As an example, take the movies dataset that I’ve used in the past:

import pandas as pd
import numpy as np
import matplotlib
import matplotlib.pyplot as plt


# data from: https://www.kaggle.com/mysarahmadbhat/imdb-top-1000-movies
df = pd.read_csv('./data/regex_imdb.csv').fillna(0)
# filter out movies with no reported Gross
df = df[df.Gross != 0.0]

Suppose you wanted to know how each movie grossed against the average gross for their respective release years. To find this out, my inclination would be to loop through each year, calculate the mean for each year, then merge that value back into my main dataframe so that I could find the mean difference for each movie:

yr_means = []
for yr in df.Year.unique().tolist():
    yr_means.append({'Year': yr, 'year_mean': df[df.Year==yr].Gross.mean()})
    
# put my year mean calculations into a new dataframe
df_year_means = pd.DataFrame(yr_means)

df = df.merge(df_year_means, on='Year')

# and now I can calculate my difference from the mean
df['diff_from_year_mean'] = df.Gross - df.year_mean

But with the transform function, I can do all this work in a single line:

df['year_mean'] = df.groupby('Year').Gross.transform(np.mean)

# and now I can calculate my difference from the mean
df['diff_from_year_mean'] = df.Gross - df.year_mean

And from there you can do interesting work like diverging line charts:

fig, ax = plt.subplots(figsize=(8, 8))

year_to_plot = 2010
plot_data = df[df.Year==year_to_plot][['Name', 'diff_from_year_mean']].sort_values('diff_from_year_mean')
plot_data['color'] = plot_data.diff_from_year_mean.apply(lambda d: 'red' if d < 0 else 'green')

_ = ax.hlines(data=plot_data, y='Name', xmin=0, xmax=plot_data.diff_from_year_mean, color=plot_data.color)
_ = ax.table(cellText=[['${0:.2f} Million'.format(df[df.Year==year_to_plot].year_mean.values[0])]], 
             colLabels=['Avg Gross'], colWidths=[0.25], loc='center right')
_ = ax.set_xlabel('Gross earnings from the average (millions of dollars)')
_ = ax.set_title('Movie gross earnings from the average: top rated movies of {0}'.format(year_to_plot))

The transform function takes a variety of functions, both in the conventional function signature and, sometimes, as a string alias.
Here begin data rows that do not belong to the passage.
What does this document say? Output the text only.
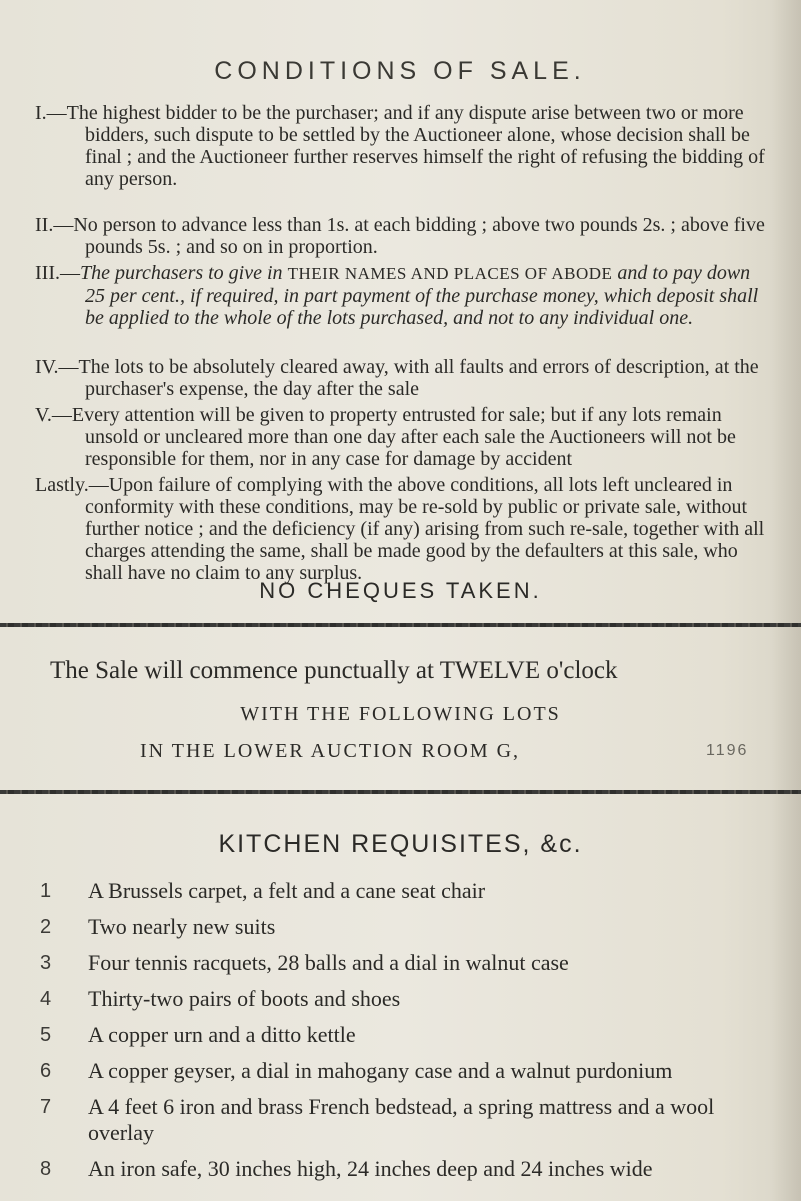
CONDITIONS OF SALE.

I.—The highest bidder to be the purchaser; and if any dispute arise between two or more bidders, such dispute to be settled by the Auctioneer alone, whose decision shall be final ; and the Auctioneer further reserves himself the right of refusing the bidding of any person.

II.—No person to advance less than 1s. at each bidding ; above two pounds 2s. ; above five pounds 5s. ; and so on in proportion.

III.—The purchasers to give in THEIR NAMES AND PLACES OF ABODE and to pay down 25 per cent., if required, in part payment of the purchase money, which deposit shall be applied to the whole of the lots purchased, and not to any individual one.

IV.—The lots to be absolutely cleared away, with all faults and errors of description, at the purchaser's expense, the day after the sale

V.—Every attention will be given to property entrusted for sale; but if any lots remain unsold or uncleared more than one day after each sale the Auctioneers will not be responsible for them, nor in any case for damage by accident

Lastly.—Upon failure of complying with the above conditions, all lots left uncleared in conformity with these conditions, may be re-sold by public or private sale, without further notice ; and the deficiency (if any) arising from such re-sale, together with all charges attending the same, shall be made good by the defaulters at this sale, who shall have no claim to any surplus.

NO CHEQUES TAKEN.
The Sale will commence punctually at TWELVE o'clock
WITH THE FOLLOWING LOTS
IN THE LOWER AUCTION ROOM G,	1196
KITCHEN REQUISITES, &c.
1	A Brussels carpet, a felt and a cane seat chair
2	Two nearly new suits
3	Four tennis racquets, 28 balls and a dial in walnut case
4	Thirty-two pairs of boots and shoes
5	A copper urn and a ditto kettle
6	A copper geyser, a dial in mahogany case and a walnut purdonium
7	A 4 feet 6 iron and brass French bedstead, a spring mattress and a wool overlay
8	An iron safe, 30 inches high, 24 inches deep and 24 inches wide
For example, you can use:

  • np.min or ‘min’ to get the minimum value of the distribution
  • np.max or ‘max’ to get the maximum value of the distribution
  • np.std or ‘std’ to get the standard deviation of the distribution
  • len or ‘count’ to get a record count of your distribution
  • np.var or ‘var’ to get the variance of the distribution

You can even throw other functions/aliases at it like ‘first’ to get the first value of your distribution. However, you may need to do some sorting first or you may not get the values you were expecting.

Transform is yet one more way to do cool, pandas one-liner operations on your dataframes. Give it a whirl!